Wednesday, May 14, 2014

WVTK Local & State News May 14, 2014

Residents in Middlebury, once again, said yes to a proposal to build a new town office and a new public recreation facility. This was the second time the $6.5 million project was approved; the first time being on Town Meeting Day. A petition since then triggered a revote. Yesterday’s vote tally was 880 'yes' to 714 'no'. Since the majority voted yes, a new town office building will be built on the site of the Osborne House downtown, and a public recreation and athletic facility will be constructed on Creek Road. The town's portion of the construction cost, with some financial help from Middlebury College, is estimated at $2 million.

Governor Peter Shumlin is now calling for an investigation of the state Department for Children and Families after a second child in three months has died under the watchful eye of state. The latest death was a 15-month-old boy from Winooski who died of head and neck trauma last month. Just one hour before his death a case worker from DCF visited the home and saw the boy sleeping in his crib with bruises on his neck. The first one, back in February, was 2-year-old Dezirae Sheldon, who was returned to the custody of her mother and stepfather despite concerns about violence in the home.

L.L. Bean is thinking about opening up a store in Burlington. A spokesperson for the company says they have been taking a hard look at the Burlington area, but nothing is set in stone. They added, I hope to share more information in the near-future. L.L. Bean currently operates 19 retail stores outside of Maine.

Governor Peter Shumlin today signed into law legislation protecting the identities of ‘whistleblowers,’ those who step forward to report suspected violations of law, waste, fraud or abuse of authority by public officials or employees. The legislation was proposed by State Auditor of Accounts Doug Hoffer, who was concerned that under current law he could be legally compelled to disclose the identities of whistleblowers if requested.
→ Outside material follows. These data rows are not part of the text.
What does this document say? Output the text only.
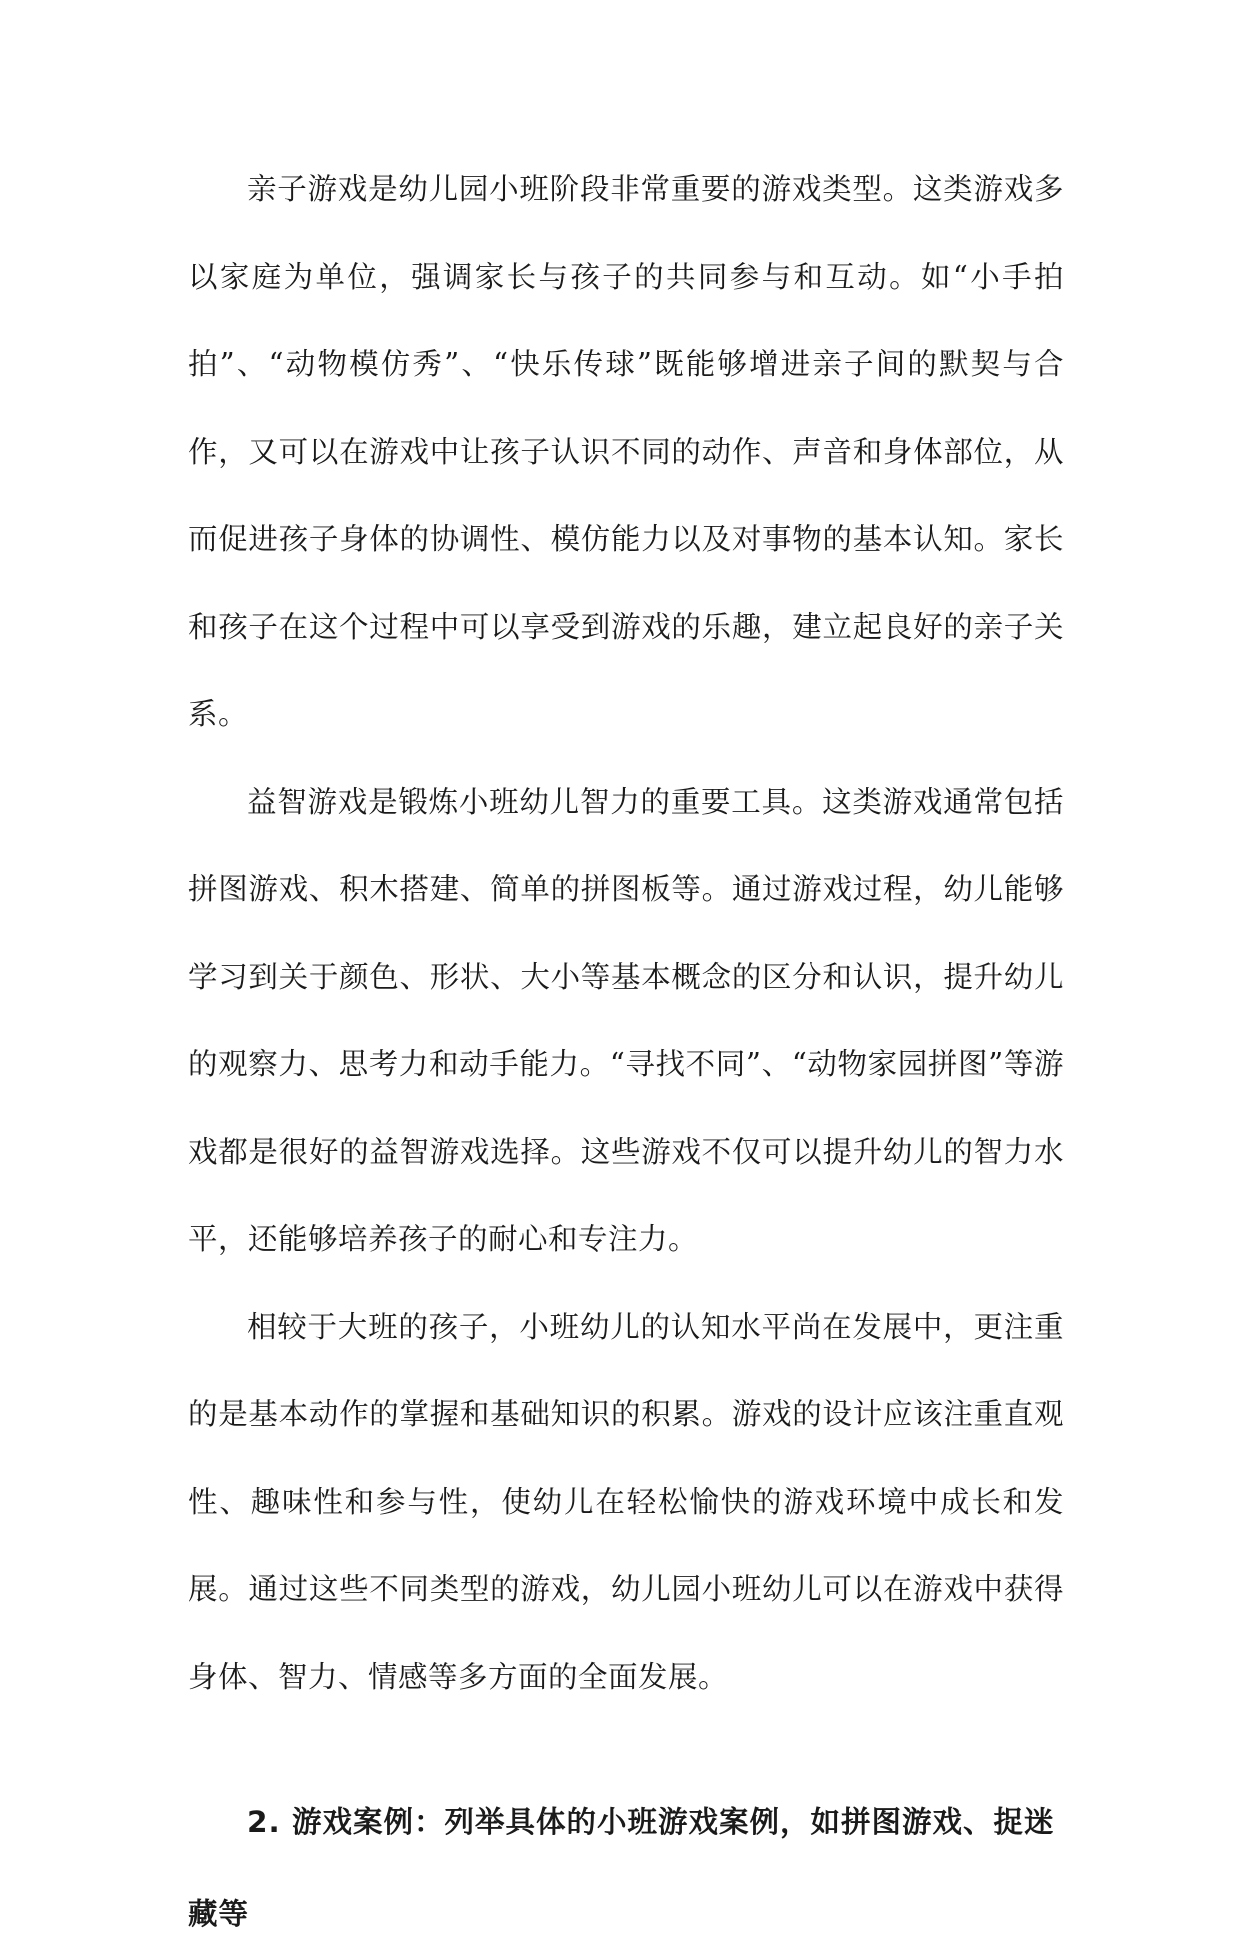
亲子游戏是幼儿园小班阶段非常重要的游戏类型。这类游戏多以家庭为单位，强调家长与孩子的共同参与和互动。如“小手拍拍”、“动物模仿秀”、“快乐传球”既能够增进亲子间的默契与合作，又可以在游戏中让孩子认识不同的动作、声音和身体部位，从而促进孩子身体的协调性、模仿能力以及对事物的基本认知。家长和孩子在这个过程中可以享受到游戏的乐趣，建立起良好的亲子关系。

益智游戏是锻炼小班幼儿智力的重要工具。这类游戏通常包括拼图游戏、积木搭建、简单的拼图板等。通过游戏过程，幼儿能够学习到关于颜色、形状、大小等基本概念的区分和认识，提升幼儿的观察力、思考力和动手能力。“寻找不同”、“动物家园拼图”等游戏都是很好的益智游戏选择。这些游戏不仅可以提升幼儿的智力水平，还能够培养孩子的耐心和专注力。

相较于大班的孩子，小班幼儿的认知水平尚在发展中，更注重的是基本动作的掌握和基础知识的积累。游戏的设计应该注重直观性、趣味性和参与性，使幼儿在轻松愉快的游戏环境中成长和发展。通过这些不同类型的游戏，幼儿园小班幼儿可以在游戏中获得身体、智力、情感等多方面的全面发展。

2. 游戏案例：列举具体的小班游戏案例，如拼图游戏、捉迷藏等
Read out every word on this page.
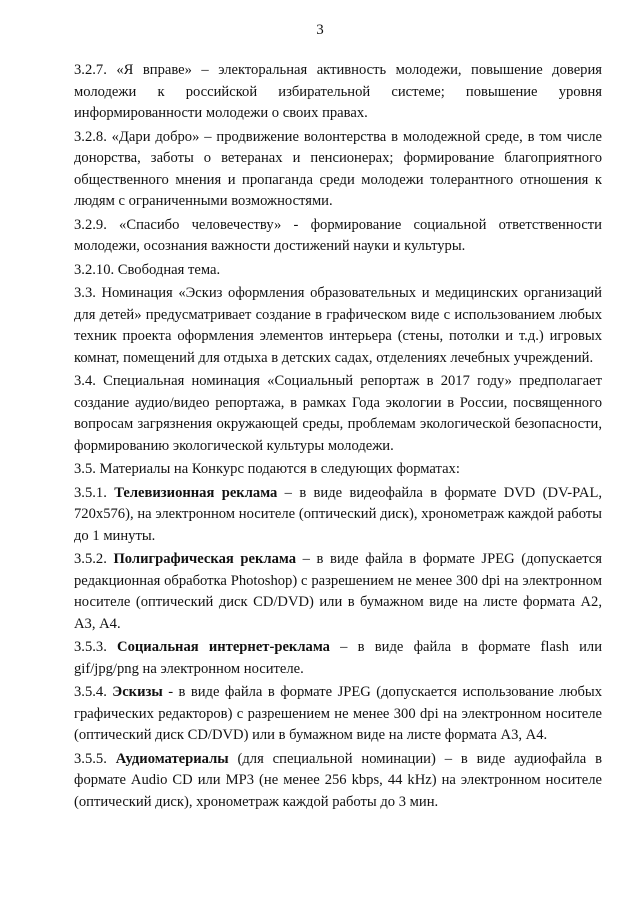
3

3.2.7. «Я вправе» – электоральная активность молодежи, повышение доверия молодежи к российской избирательной системе; повышение уровня информированности молодежи о своих правах.

3.2.8. «Дари добро» – продвижение волонтерства в молодежной среде, в том числе донорства, заботы о ветеранах и пенсионерах; формирование благоприятного общественного мнения и пропаганда среди молодежи толерантного отношения к людям с ограниченными возможностями.

3.2.9. «Спасибо человечеству» - формирование социальной ответственности молодежи, осознания важности достижений науки и культуры.

3.2.10. Свободная тема.

3.3. Номинация «Эскиз оформления образовательных и медицинских организаций для детей» предусматривает создание в графическом виде с использованием любых техник проекта оформления элементов интерьера (стены, потолки и т.д.) игровых комнат, помещений для отдыха в детских садах, отделениях лечебных учреждений.

3.4. Специальная номинация «Социальный репортаж в 2017 году» предполагает создание аудио/видео репортажа, в рамках Года экологии в России, посвященного вопросам загрязнения окружающей среды, проблемам экологической безопасности, формированию экологической культуры молодежи.

3.5. Материалы на Конкурс подаются в следующих форматах:

3.5.1. Телевизионная реклама – в виде видеофайла в формате DVD (DV-PAL, 720x576), на электронном носителе (оптический диск), хронометраж каждой работы до 1 минуты.

3.5.2. Полиграфическая реклама – в виде файла в формате JPEG (допускается редакционная обработка Photoshop) с разрешением не менее 300 dpi на электронном носителе (оптический диск CD/DVD) или в бумажном виде на листе формата А2, А3, А4.

3.5.3. Социальная интернет-реклама – в виде файла в формате flash или gif/jpg/png на электронном носителе.

3.5.4. Эскизы - в виде файла в формате JPEG (допускается использование любых графических редакторов) с разрешением не менее 300 dpi на электронном носителе (оптический диск CD/DVD) или в бумажном виде на листе формата А3, А4.

3.5.5. Аудиоматериалы (для специальной номинации) – в виде аудиофайла в формате Audio CD или MP3 (не менее 256 kbps, 44 kHz) на электронном носителе (оптический диск), хронометраж каждой работы до 3 мин.
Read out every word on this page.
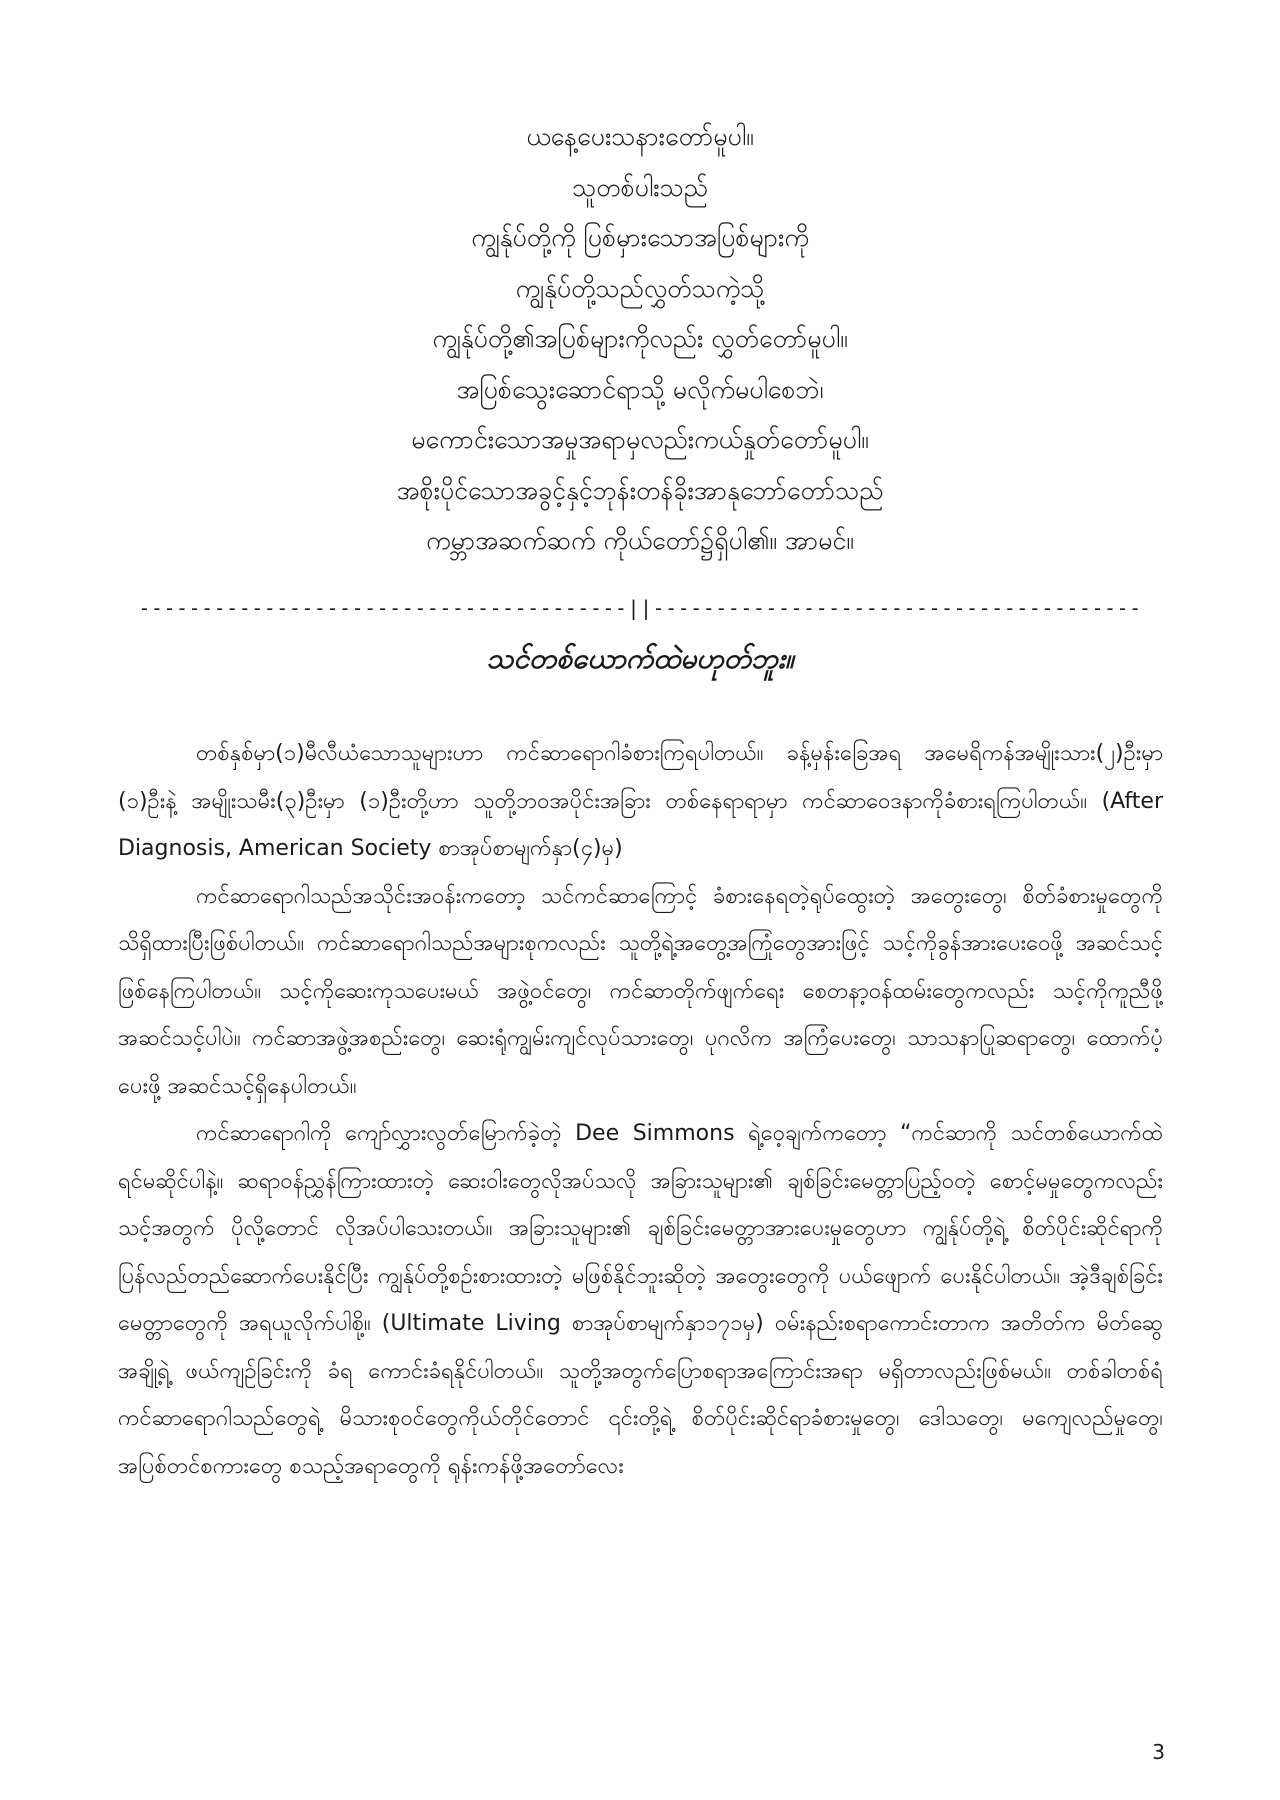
ယနေ့ပေးသနားတော်မူပါ။
သူတစ်ပါးသည်
ကျွန်ုပ်တို့ကို ပြစ်မှားသောအပြစ်များကို
ကျွန်ုပ်တို့သည်လွှတ်သကဲ့သို့
ကျွန်ုပ်တို့၏အပြစ်များကိုလည်း လွှတ်တော်မူပါ။
အပြစ်သွေးဆောင်ရာသို့ မလိုက်မပါစေဘဲ၊
မကောင်းသောအမှုအရာမှလည်းကယ်နှုတ်တော်မူပါ။
အစိုးပိုင်သောအခွင့်နှင့်ဘုန်းတန်ခိုးအာနုဘော်တော်သည်
ကမ္ဘာအဆက်ဆက် ကိုယ်တော်၌ရှိပါ၏။ အာမင်။
---------------------------------------||---------------------------------------
သင်တစ်ယောက်ထဲမဟုတ်ဘူး။

တစ်နှစ်မှာ(၁)မီလီယံသောသူများဟာ ကင်ဆာရောဂါခံစားကြရပါတယ်။ ခန့်မှန်းခြေအရ အမေရိကန်အမျိုးသား(၂)ဦးမှာ (၁)ဦးနဲ့ အမျိုးသမီး(၃)ဦးမှာ (၁)ဦးတို့ဟာ သူတို့ဘ၀အပိုင်းအခြား တစ်နေရာရာမှာ ကင်ဆာဝေဒနာကိုခံစားရကြပါတယ်။ (After Diagnosis, American Society စာအုပ်စာမျက်နှာ(၄)မှ)

ကင်ဆာရောဂါသည်အသိုင်းအဝန်းကတော့ သင်ကင်ဆာကြောင့် ခံစားနေရတဲ့ရုပ်ထွေးတဲ့ အတွေးတွေ၊ စိတ်ခံစားမှုတွေကို သိရှိထားပြီးဖြစ်ပါတယ်။ ကင်ဆာရောဂါသည်အများစုကလည်း သူတို့ရဲ့အတွေ့အကြုံတွေအားဖြင့် သင့်ကိုခွန်အားပေးဝေဖို့ အဆင်သင့်ဖြစ်နေကြပါတယ်။ သင့်ကိုဆေးကုသပေးမယ် အဖွဲ့ဝင်တွေ၊ ကင်ဆာတိုက်ဖျက်ရေး စေတနာ့ဝန်ထမ်းတွေကလည်း သင့်ကိုကူညီဖို့ အဆင်သင့်ပါပဲ။ ကင်ဆာအဖွဲ့အစည်းတွေ၊ ဆေးရုံကျွမ်းကျင်လုပ်သားတွေ၊ ပုဂလိက အကြံပေးတွေ၊ သာသနာပြုဆရာတွေ၊ ထောက်ပံ့ပေးဖို့ အဆင်သင့်ရှိနေပါတယ်။

ကင်ဆာရောဂါကို ကျော်လွှားလွတ်မြောက်ခဲ့တဲ့ Dee Simmons ရဲ့ဝေ့ချက်ကတော့ “ကင်ဆာကို သင်တစ်ယောက်ထဲ ရင်မဆိုင်ပါနဲ့။ ဆရာဝန်ညွှန်ကြားထားတဲ့ ဆေးဝါးတွေလိုအပ်သလို အခြားသူများ၏ ချစ်ခြင်းမေတ္တာပြည့်ဝတဲ့ စောင့်မမှုတွေကလည်း သင့်အတွက် ပိုလို့တောင် လိုအပ်ပါသေးတယ်။ အခြားသူများ၏ ချစ်ခြင်းမေတ္တာအားပေးမှုတွေဟာ ကျွန်ုပ်တို့ရဲ့ စိတ်ပိုင်းဆိုင်ရာကို ပြန်လည်တည်ဆောက်ပေးနိုင်ပြီး ကျွန်ုပ်တို့စဉ်းစားထားတဲ့ မဖြစ်နိုင်ဘူးဆိုတဲ့ အတွေးတွေကို ပယ်ဖျောက် ပေးနိုင်ပါတယ်။ အဲ့ဒီချစ်ခြင်းမေတ္တာတွေကို အရယူလိုက်ပါစို့။ (Ultimate Living စာအုပ်စာမျက်နှာ၁၇၁မှ) ဝမ်းနည်းစရာကောင်းတာက အတိတ်က မိတ်ဆွေအချို့ရဲ့ ဖယ်ကျဉ်ခြင်းကို ခံရ ကောင်းခံရနိုင်ပါတယ်။ သူတို့အတွက်ပြောစရာအကြောင်းအရာ မရှိတာလည်းဖြစ်မယ်။ တစ်ခါတစ်ရံကင်ဆာရောဂါသည်တွေရဲ့ မိသားစုဝင်တွေကိုယ်တိုင်တောင် ၎င်းတို့ရဲ့ စိတ်ပိုင်းဆိုင်ရာခံစားမှုတွေ၊ ဒေါသတွေ၊ မကျေလည်မှုတွေ၊ အပြစ်တင်စကားတွေ စသည့်အရာတွေကို ရုန်းကန်ဖို့အတော်လေး

3
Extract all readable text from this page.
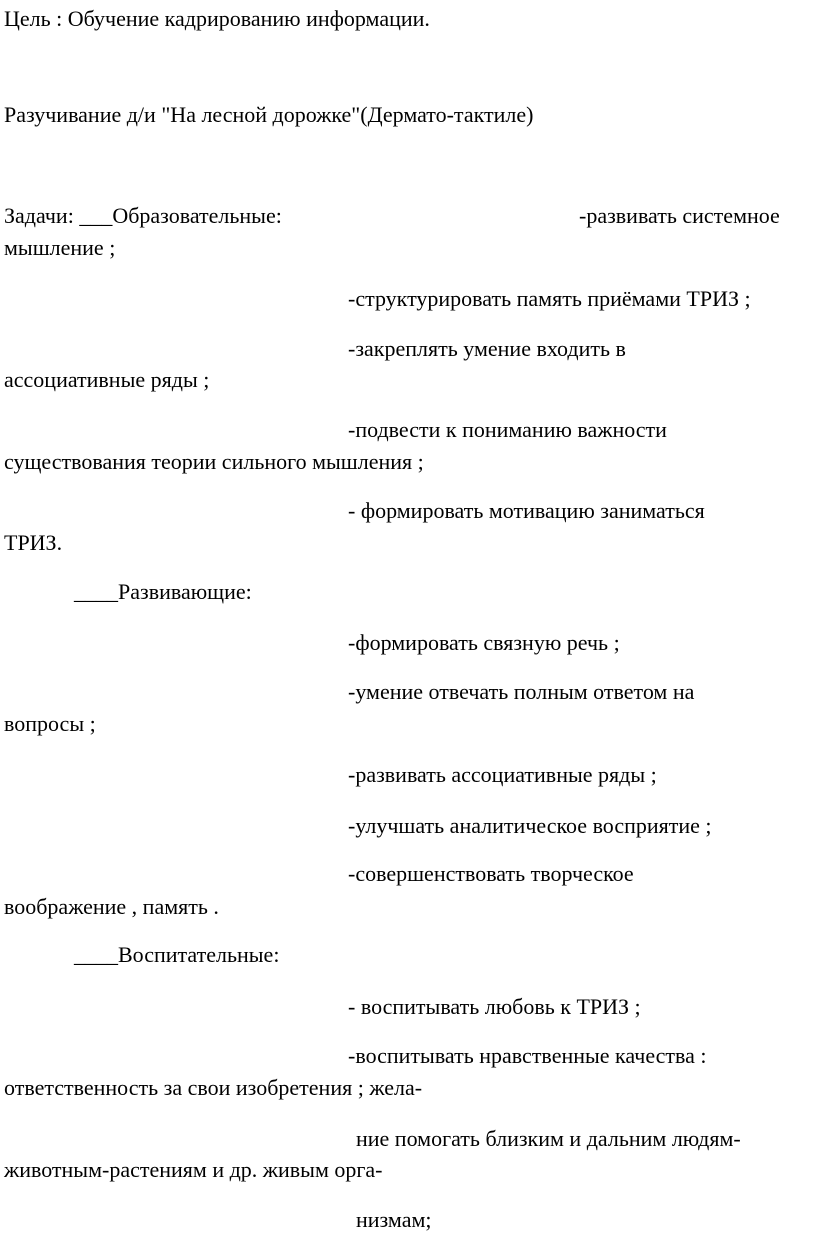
Цель : Обучение кадрированию информации.

Разучивание д/и "На лесной дорожке"(Дермато-тактиле)

Задачи: ___Образовательные:	-развивать системное

мышление ;

-структурировать память приёмами ТРИЗ ;

-закреплять умение входить в

ассоциативные ряды ;

-подвести к пониманию важности

существования теории сильного мышления ;

- формировать мотивацию заниматься

ТРИЗ.

____Развивающие:

-формировать связную речь ;

-умение отвечать полным ответом на

вопросы ;

-развивать ассоциативные ряды ;

-улучшать аналитическое восприятие ;

-совершенствовать творческое

воображение , память .

____Воспитательные:

- воспитывать любовь к ТРИЗ ;

-воспитывать нравственные качества :

ответственность за свои изобретения ; жела-

ние помогать близким и дальним людям-

животным-растениям и др. живым орга-

низмам;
Federal regulators say Vermont's plan for cleaning up Lake Champlain needs improvement. The state is working to reduce phosphorus buildup in the lake by reducing runoff from farms and developed areas, and discharges from sewage plants. But the Environmental Protection Agency says the state's plan needs to be strengthened in several areas. One big concern is the state has not identified how to pay for the plan. The EPA wants to see a revised plan by the end of the month.